Learning Fricke signs from Maass form Coefficients

TL;DR

This study uses machine learning to predict Fricke signs of Maass forms from their Fourier coefficients, revealing patterns and achieving high accuracy, thus advancing understanding of Maass form symmetries.

Contribution

The paper introduces a machine learning approach to classify Fricke signs of Maass forms, demonstrating high accuracy and validating predictions with heuristic methods.

Findings

LDA achieves 96% accuracy for even parity forms

Neural networks produce comparable classification results

Predicted Fricke signs align well with heuristic guesses

Abstract

In this paper, we conduct a data-scientific investigation of Maass forms. We find that averaging the Fourier coefficients of Maass forms with the same Fricke sign reveals patterns analogous to the recently discovered "murmuration" phenomenon, and that these patterns become more pronounced when parity is incorporated as an additional feature.
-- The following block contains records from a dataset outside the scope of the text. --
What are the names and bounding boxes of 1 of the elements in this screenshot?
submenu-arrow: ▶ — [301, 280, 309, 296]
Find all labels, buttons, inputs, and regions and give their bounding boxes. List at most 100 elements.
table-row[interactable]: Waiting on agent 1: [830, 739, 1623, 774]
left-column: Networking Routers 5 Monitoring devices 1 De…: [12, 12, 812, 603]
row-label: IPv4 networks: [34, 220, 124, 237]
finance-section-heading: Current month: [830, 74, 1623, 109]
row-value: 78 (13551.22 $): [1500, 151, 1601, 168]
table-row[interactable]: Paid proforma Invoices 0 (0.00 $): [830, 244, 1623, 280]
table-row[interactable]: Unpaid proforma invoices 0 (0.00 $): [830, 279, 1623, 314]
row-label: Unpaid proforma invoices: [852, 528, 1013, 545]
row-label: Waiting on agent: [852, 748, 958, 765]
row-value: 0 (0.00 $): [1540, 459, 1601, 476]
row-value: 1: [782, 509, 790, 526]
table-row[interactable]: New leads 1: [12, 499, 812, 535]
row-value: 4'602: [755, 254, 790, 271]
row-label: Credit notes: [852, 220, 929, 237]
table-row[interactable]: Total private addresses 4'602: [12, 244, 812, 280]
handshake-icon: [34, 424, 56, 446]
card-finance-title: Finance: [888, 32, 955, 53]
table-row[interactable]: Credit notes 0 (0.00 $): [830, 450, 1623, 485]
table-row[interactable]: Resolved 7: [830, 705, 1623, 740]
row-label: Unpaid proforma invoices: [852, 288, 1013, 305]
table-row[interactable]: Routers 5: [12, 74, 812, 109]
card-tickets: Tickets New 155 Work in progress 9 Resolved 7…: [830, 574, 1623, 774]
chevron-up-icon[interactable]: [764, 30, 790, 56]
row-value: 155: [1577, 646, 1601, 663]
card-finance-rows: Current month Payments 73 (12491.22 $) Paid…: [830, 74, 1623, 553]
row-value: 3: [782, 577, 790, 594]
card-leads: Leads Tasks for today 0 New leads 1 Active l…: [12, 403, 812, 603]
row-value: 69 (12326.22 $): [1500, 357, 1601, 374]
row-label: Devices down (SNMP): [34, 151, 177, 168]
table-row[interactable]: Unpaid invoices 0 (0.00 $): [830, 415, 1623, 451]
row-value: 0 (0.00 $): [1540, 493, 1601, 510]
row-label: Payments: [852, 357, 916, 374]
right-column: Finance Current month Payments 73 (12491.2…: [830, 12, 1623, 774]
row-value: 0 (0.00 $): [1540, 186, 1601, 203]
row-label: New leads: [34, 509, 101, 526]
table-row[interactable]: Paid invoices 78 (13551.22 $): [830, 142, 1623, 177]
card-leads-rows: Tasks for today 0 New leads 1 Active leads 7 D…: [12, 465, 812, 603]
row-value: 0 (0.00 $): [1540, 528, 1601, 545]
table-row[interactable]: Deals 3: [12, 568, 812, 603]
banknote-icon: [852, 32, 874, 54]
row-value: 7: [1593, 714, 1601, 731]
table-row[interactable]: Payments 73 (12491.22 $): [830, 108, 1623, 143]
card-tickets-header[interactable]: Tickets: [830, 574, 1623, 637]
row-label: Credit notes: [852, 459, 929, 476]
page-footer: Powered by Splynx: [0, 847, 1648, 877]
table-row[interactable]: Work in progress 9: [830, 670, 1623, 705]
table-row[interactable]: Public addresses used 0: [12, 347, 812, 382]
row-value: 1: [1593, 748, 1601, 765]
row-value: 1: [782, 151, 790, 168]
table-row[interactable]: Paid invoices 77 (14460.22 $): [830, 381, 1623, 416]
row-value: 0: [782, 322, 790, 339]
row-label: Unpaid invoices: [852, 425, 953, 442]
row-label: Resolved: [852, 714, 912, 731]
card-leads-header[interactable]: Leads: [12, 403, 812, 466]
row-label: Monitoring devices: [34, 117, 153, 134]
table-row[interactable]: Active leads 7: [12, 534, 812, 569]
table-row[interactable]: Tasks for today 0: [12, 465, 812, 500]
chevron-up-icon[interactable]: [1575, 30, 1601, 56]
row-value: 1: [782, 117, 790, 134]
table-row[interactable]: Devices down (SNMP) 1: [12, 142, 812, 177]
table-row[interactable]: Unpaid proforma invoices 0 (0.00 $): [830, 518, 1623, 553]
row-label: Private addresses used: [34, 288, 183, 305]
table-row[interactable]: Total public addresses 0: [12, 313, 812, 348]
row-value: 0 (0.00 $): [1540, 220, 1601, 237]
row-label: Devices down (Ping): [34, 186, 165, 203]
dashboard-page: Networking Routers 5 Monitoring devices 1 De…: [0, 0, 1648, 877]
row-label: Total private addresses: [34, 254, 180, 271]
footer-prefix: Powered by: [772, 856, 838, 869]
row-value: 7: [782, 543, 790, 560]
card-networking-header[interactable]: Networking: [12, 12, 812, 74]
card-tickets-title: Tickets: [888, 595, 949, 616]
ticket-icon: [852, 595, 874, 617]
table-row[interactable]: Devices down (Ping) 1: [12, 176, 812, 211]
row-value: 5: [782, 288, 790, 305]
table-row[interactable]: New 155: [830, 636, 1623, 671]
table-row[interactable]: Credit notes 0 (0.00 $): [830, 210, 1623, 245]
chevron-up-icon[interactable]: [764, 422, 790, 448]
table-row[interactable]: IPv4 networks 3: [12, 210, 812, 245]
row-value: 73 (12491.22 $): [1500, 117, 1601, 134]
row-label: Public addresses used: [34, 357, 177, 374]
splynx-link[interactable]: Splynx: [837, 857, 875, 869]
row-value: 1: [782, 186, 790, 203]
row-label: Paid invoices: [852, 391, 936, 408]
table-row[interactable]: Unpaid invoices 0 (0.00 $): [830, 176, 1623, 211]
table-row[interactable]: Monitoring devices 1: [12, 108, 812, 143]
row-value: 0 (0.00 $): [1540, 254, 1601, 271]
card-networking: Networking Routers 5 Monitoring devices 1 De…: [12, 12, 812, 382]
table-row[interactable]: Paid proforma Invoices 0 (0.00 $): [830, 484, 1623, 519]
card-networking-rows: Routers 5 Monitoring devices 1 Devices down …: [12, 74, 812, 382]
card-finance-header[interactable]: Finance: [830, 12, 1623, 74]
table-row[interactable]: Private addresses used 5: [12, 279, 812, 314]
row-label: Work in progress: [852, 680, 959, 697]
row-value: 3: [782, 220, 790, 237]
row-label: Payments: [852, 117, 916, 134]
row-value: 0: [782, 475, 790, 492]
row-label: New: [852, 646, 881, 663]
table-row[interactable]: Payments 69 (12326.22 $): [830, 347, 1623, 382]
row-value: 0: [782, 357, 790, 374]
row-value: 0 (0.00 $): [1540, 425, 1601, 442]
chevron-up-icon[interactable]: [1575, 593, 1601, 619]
Approximately 43% of the forms in our dataset have an unknown Fricke sign. For the remaining forms, we employ Linear Discriminant Analysis (LDA) to machine learn their Fricke sign, achieving 96% (resp. 94%) accuracy for forms with even (resp. odd) parity. We apply the trained LDA model to forms with unknown Fricke signs to make predictions. The average values based on the predicted Fricke signs are computed and compared to those for forms with known signs to verify the reasonableness of the predictions. Additionally, a subset of these predictions is evaluated against heuristic guesses provided by Hejhal's algorithm, showing a match approximately 95% of the time. We also use neural networks to obtain results comparable to those from the LDA model.